All over the internet I am seeing photos of Pope Benedict with his back turned to the camera. I don’t like them.
It is already widely reported that abdication should have been expected. The Holy Father indicated that he might do it on several occasions, citing the common good of the Church. He made it clear that he could not leave the ministry due to the difficulties that it presents, but only due to his inability to fulfill his responsibilities.

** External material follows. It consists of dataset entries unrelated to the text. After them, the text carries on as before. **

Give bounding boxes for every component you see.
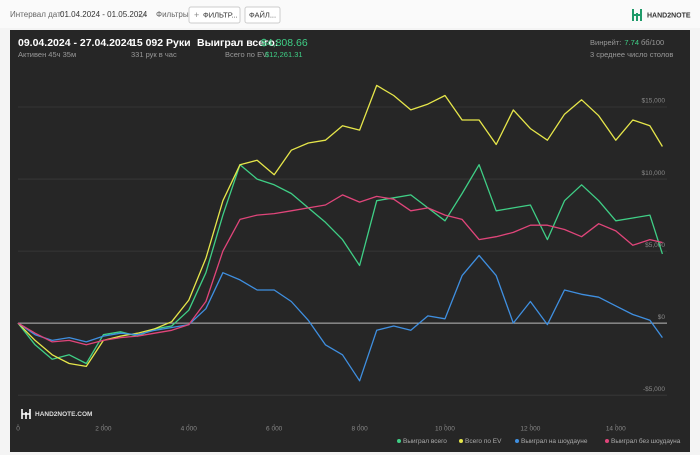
y-tick-label: $10,000 [642,170,666,177]
legend-label: Выиграл без шоудауна [611,437,681,445]
y-tick-label: $15,000 [642,98,666,105]
filters-label: Фильтры: [156,10,191,19]
file-button[interactable] [244,6,281,24]
toolbar [0,0,700,28]
watermark-icon [21,409,31,419]
winrate-label: Винрейт: [590,38,621,47]
legend-marker [459,439,463,443]
series-line [17,84,663,368]
tables: 3 среднее число столов [590,50,673,59]
active-time: Активен 45ч 35м [18,50,76,59]
plot: -$5,000 $0 $5,000 $10,000 $15,000 0 2 000 4 000… [16,84,681,445]
legend-marker [397,439,401,443]
winrate-value: 7.74 [624,38,639,47]
x-tick-label: 6 000 [266,426,283,433]
filter-button-label[interactable]: ФИЛЬТР... [203,10,238,19]
legend-label: Всего по EV [465,438,502,445]
x-tick-label: 8 000 [351,426,368,433]
x-tick-label: 10 000 [435,426,455,433]
file-button-label[interactable]: ФАЙЛ... [249,10,276,19]
series-line [17,254,663,382]
x-tick-label: 0 [16,426,20,433]
watermark: HAND2NOTE.COM [35,411,92,418]
logo: HAND2NOTE [647,12,691,19]
ev-value: $12,261.31 [265,50,303,59]
date-label: Интервал дат: [10,10,63,19]
legend-label: Выиграл на шоудауне [521,438,588,445]
dropdown-caret[interactable] [138,13,146,18]
filter-button[interactable] [188,6,241,24]
series-line [17,194,663,346]
logo-icon [632,9,642,21]
x-tick-label: 2 000 [95,426,112,433]
winrate-unit: бб/100 [641,38,664,47]
date-range[interactable]: 01.04.2024 - 01.05.2024 [60,10,148,19]
legend-marker [605,439,609,443]
ev-label: Всего по EV [225,50,267,59]
winrate: Винрейт: 7.74 бб/100 [590,38,664,47]
period: 09.04.2024 - 27.04.2024 [18,37,133,49]
y-tick-label: $5,000 [645,242,665,249]
legend-label: Выиграл всего [403,438,447,445]
plus-icon: + [194,10,199,20]
legend-marker [515,439,519,443]
hands: 15 092 Руки [131,37,191,49]
y-tick-label: -$5,000 [643,386,665,393]
won-value: $4,808.66 [261,37,308,49]
won-label: Выиграл всего: [197,37,278,49]
x-tick-label: 14 000 [606,426,626,433]
x-tick-label: 12 000 [520,426,540,433]
chart-panel [10,30,690,452]
y-tick-label: $0 [658,314,666,321]
x-tick-label: 4 000 [181,426,198,433]
hands-per-hour: 331 рук в час [131,50,177,59]
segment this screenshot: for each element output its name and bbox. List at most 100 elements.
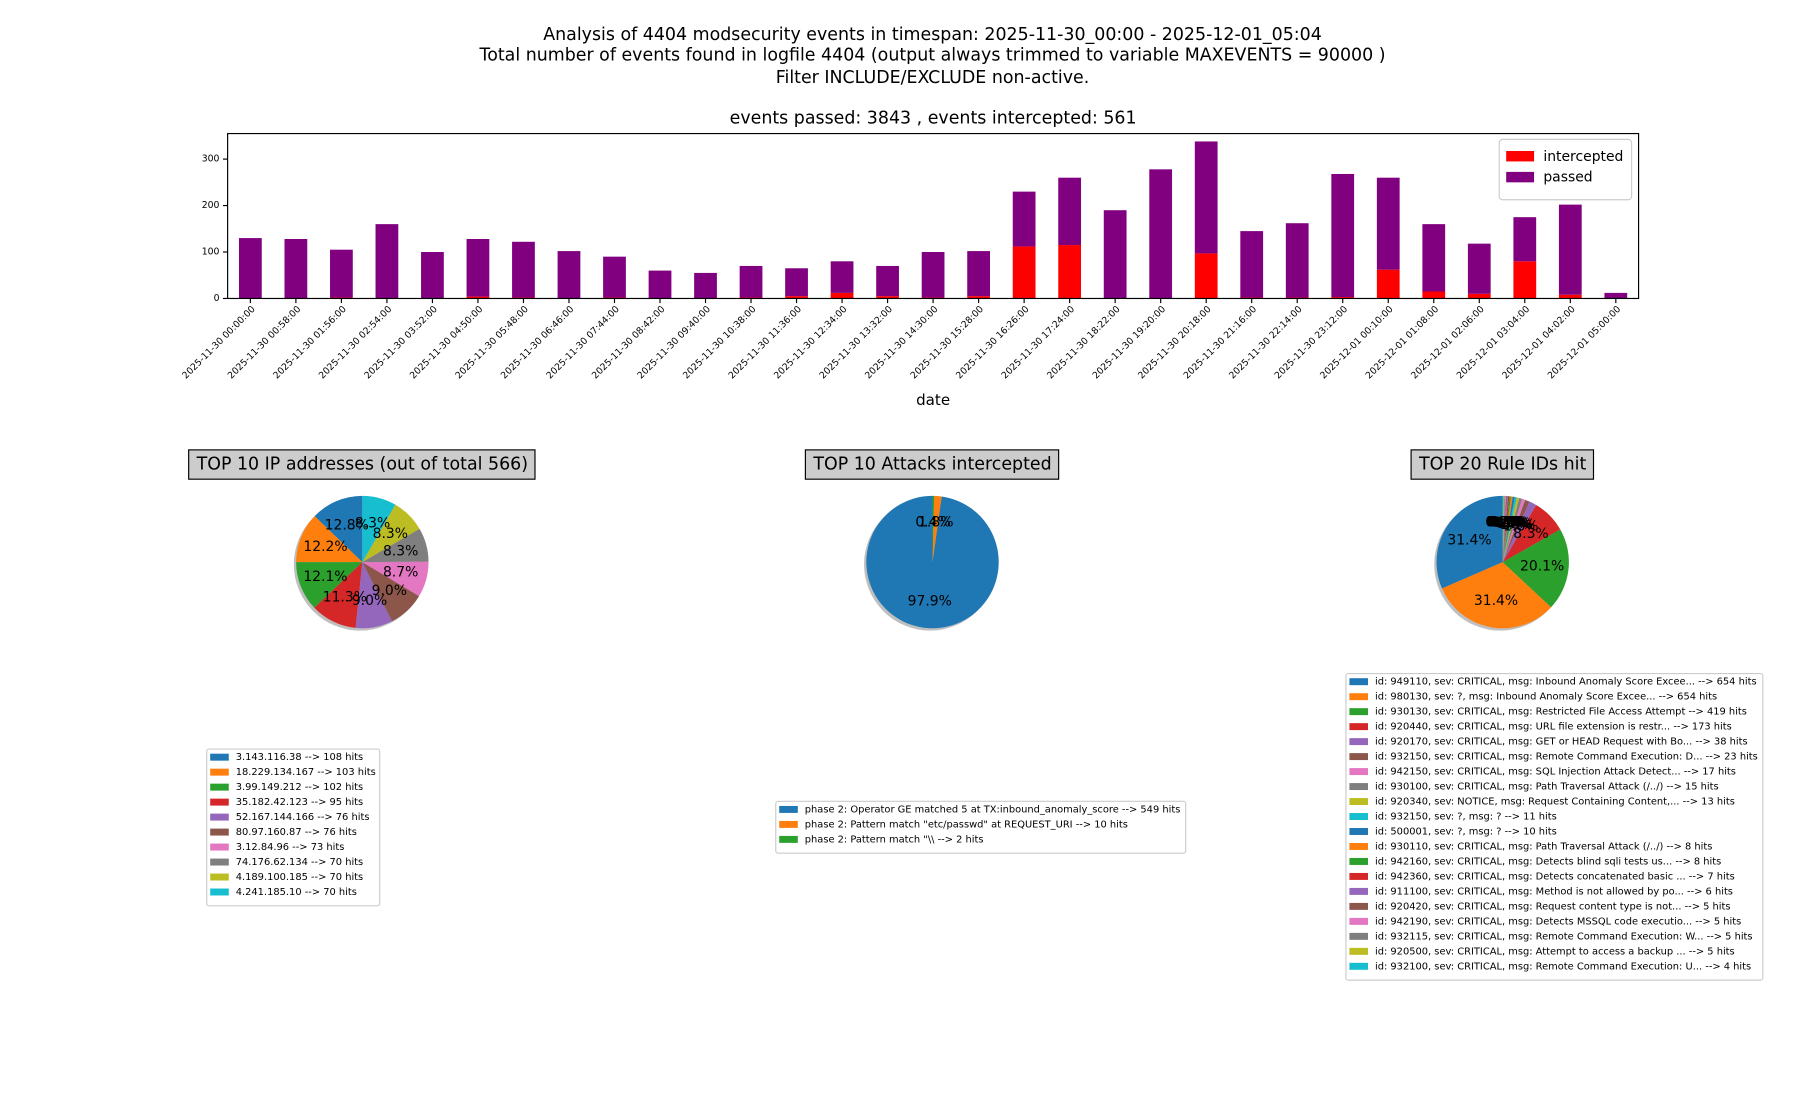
pie-label: 8.3% bbox=[383, 544, 418, 560]
pie-label: 97.9% bbox=[908, 594, 952, 610]
pie-wedge bbox=[314, 495, 363, 563]
pie-label: 11.3% bbox=[323, 590, 367, 606]
legend-swatch bbox=[210, 858, 229, 866]
pie-wedge bbox=[1502, 496, 1517, 563]
bar-segment bbox=[967, 251, 990, 297]
legend-label: 52.167.144.166 --> 76 hits bbox=[236, 812, 370, 823]
legend-swatch bbox=[1349, 857, 1368, 865]
pie-title: TOP 10 Attacks intercepted bbox=[812, 455, 1051, 475]
x-axis-label: date bbox=[916, 391, 950, 409]
pie-wedge bbox=[1502, 504, 1561, 563]
bar-segment bbox=[1012, 246, 1036, 299]
pie-wedge bbox=[932, 495, 935, 563]
pie-label: 20.1% bbox=[1520, 559, 1564, 575]
pie-wedge bbox=[932, 495, 942, 563]
pie-wedge bbox=[296, 562, 363, 608]
bar-segment bbox=[1604, 292, 1628, 299]
pie-label: 9.0% bbox=[372, 583, 407, 599]
pie-wedge bbox=[1502, 497, 1520, 563]
legend-swatch bbox=[1349, 917, 1368, 925]
bar-segment bbox=[466, 239, 490, 297]
legend-label: id: 942360, sev: CRITICAL, msg: Detects … bbox=[1375, 871, 1735, 882]
pie-wedge bbox=[1502, 496, 1513, 563]
legend-swatch bbox=[1349, 693, 1368, 701]
pie-wedge bbox=[362, 562, 420, 622]
pie-label: 0.4% bbox=[1490, 515, 1525, 531]
pie-wedge bbox=[1436, 495, 1503, 589]
pie-label: 9.0% bbox=[352, 593, 387, 609]
bar-segment bbox=[1331, 173, 1355, 298]
legend-swatch bbox=[1349, 753, 1368, 761]
plot-frame bbox=[227, 132, 1640, 300]
legend-label: 3.99.149.212 --> 102 hits bbox=[236, 782, 363, 793]
legend-label: phase 2: Pattern match "etc/passwd" at R… bbox=[805, 819, 1128, 830]
bar-segment bbox=[967, 296, 990, 299]
pie-title-box bbox=[188, 449, 536, 480]
legend-swatch bbox=[210, 828, 229, 836]
pie-label: 0.4% bbox=[915, 514, 950, 530]
legend-swatch bbox=[1349, 828, 1368, 835]
pie-wedge bbox=[1502, 529, 1569, 608]
legend-label: id: 920500, sev: CRITICAL, msg: Attempt … bbox=[1375, 946, 1735, 957]
bar-segment bbox=[1103, 210, 1127, 299]
bar-segment bbox=[1558, 204, 1582, 295]
legend-swatch bbox=[210, 753, 229, 761]
pie-wedge bbox=[296, 516, 363, 563]
legend-swatch bbox=[210, 768, 229, 776]
pie-wedge bbox=[866, 495, 999, 629]
y-tick-label: 300 bbox=[202, 154, 220, 165]
legend-swatch bbox=[210, 813, 229, 821]
pie-label: 0.7% bbox=[1496, 516, 1531, 532]
pie-label: 0.3% bbox=[1489, 515, 1524, 531]
bar-segment bbox=[1194, 141, 1218, 254]
legend-label: 74.176.62.134 --> 70 hits bbox=[236, 857, 363, 868]
bar-segment bbox=[1149, 169, 1173, 299]
bar-segment bbox=[512, 241, 535, 298]
pie-wedge bbox=[1502, 496, 1509, 563]
pie-title: TOP 10 IP addresses (out of total 566) bbox=[196, 455, 528, 475]
pie-label: 0.2% bbox=[1485, 514, 1520, 530]
pie-label: 31.4% bbox=[1447, 532, 1491, 548]
pie-wedge bbox=[1502, 498, 1526, 563]
pie-wedge bbox=[1502, 499, 1530, 563]
bar-segment bbox=[1058, 245, 1082, 299]
legend-swatch bbox=[1349, 783, 1368, 791]
legend-label: id: 920440, sev: CRITICAL, msg: URL file… bbox=[1375, 722, 1732, 733]
bar-segment bbox=[739, 265, 763, 298]
bar-segment bbox=[876, 296, 899, 299]
legend-swatch bbox=[1349, 813, 1368, 820]
bar-segment bbox=[1513, 261, 1537, 299]
pie-wedge bbox=[1502, 495, 1507, 563]
legend-label: id: 932115, sev: CRITICAL, msg: Remote C… bbox=[1375, 931, 1753, 942]
legend-swatch bbox=[1349, 962, 1368, 970]
bar-segment bbox=[1376, 177, 1400, 270]
legend-label: intercepted bbox=[1543, 149, 1623, 165]
pie-wedge bbox=[1502, 497, 1523, 563]
pie-label: 8.3% bbox=[1513, 526, 1548, 542]
legend-label: 3.12.84.96 --> 73 hits bbox=[236, 842, 345, 853]
pie-wedge bbox=[362, 504, 420, 563]
legend-swatch bbox=[1349, 798, 1368, 806]
pie-wedge bbox=[362, 561, 429, 597]
legend-swatch bbox=[1349, 902, 1368, 910]
y-tick-label: 200 bbox=[202, 200, 220, 211]
bar-segment bbox=[330, 249, 353, 298]
bar-segment bbox=[1422, 224, 1446, 292]
pie-label: 31.4% bbox=[1474, 593, 1518, 609]
legend-swatch bbox=[210, 843, 229, 851]
pie-label: 8.7% bbox=[383, 565, 418, 581]
header-line: Analysis of 4404 modsecurity events in t… bbox=[543, 25, 1322, 45]
legend-label: id: 949110, sev: CRITICAL, msg: Inbound … bbox=[1375, 677, 1757, 688]
bar-segment bbox=[1285, 223, 1309, 298]
legend-swatch bbox=[1349, 678, 1368, 686]
pie-wedge bbox=[355, 562, 393, 629]
legend-label: id: 980130, sev: ?, msg: Inbound Anomaly… bbox=[1375, 692, 1717, 703]
legend-label: phase 2: Pattern match "\\ --> 2 hits bbox=[805, 834, 984, 845]
legend-label: id: 920170, sev: CRITICAL, msg: GET or H… bbox=[1375, 737, 1748, 748]
legend-label: id: 920340, sev: NOTICE, msg: Request Co… bbox=[1375, 797, 1735, 808]
header-line: Total number of events found in logfile … bbox=[479, 46, 1386, 66]
bar-segment bbox=[876, 265, 899, 297]
bar-segment bbox=[466, 296, 490, 299]
bar-segment bbox=[694, 272, 717, 298]
pie-label: 1.1% bbox=[1500, 517, 1535, 533]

But it has not happened in 717 years. Shouldn’t he stay on to the bitter end, like Blessed Pope John Paul II did? But Pope Benedict is not John Paul II. Cardinal Stanislaw Dziwisz, secretary to the late pontiff, is reported to have said that John Paul remained on the Chair of St. Peter, despite the fact that he could barely sit up, because he believed “you cannot come down from the cross.” Ultimately, it is a decision only one man can make. Two times Pope Benedict prayed before the body of St. Celestine V, the only other pope to voluntarily abdicate, once leaving his pallium on the tomb.
St. Celestine was only pope for five months and issued a formal decree permitting the abdication of popes in order that there would be no question about the legality of his action. Benedict XVI actually is in the ideal position to know if and when it is the best interests of the Church to step down. He is not doing it because he is afraid of suffering.
It is such a rare occurrence, however, that it makes one wonder. I would suggest that he is just being true to his character as the “reform in continuity” pope. He believes that this kind of decision is appropriate for the Church of today. He has said that under the right circumstances of incapacity a pope might not only be permitted to resign, but may also have an obligation to do so.
Pope Benedict is the Servant of the Servants of God. It is as simple as that. It will be interesting and a blessing for us to be able to experience the Church with a pope emeritus in this information age. Who knows how it will all pan out, but I think it would be a mistake to think that the Holy Father has turned his back on the petrine ministry. As pope he is acting in the interests of preserving and promoting the ministry he has exercised so well.
I suppose that the Holy Father will follow the example of St Celestine V and live a life of seclusion and prayer. Although, is is possible that the new Pope will want to speak to him from time to time and consider the knowledge he has gained ruling the Papacy.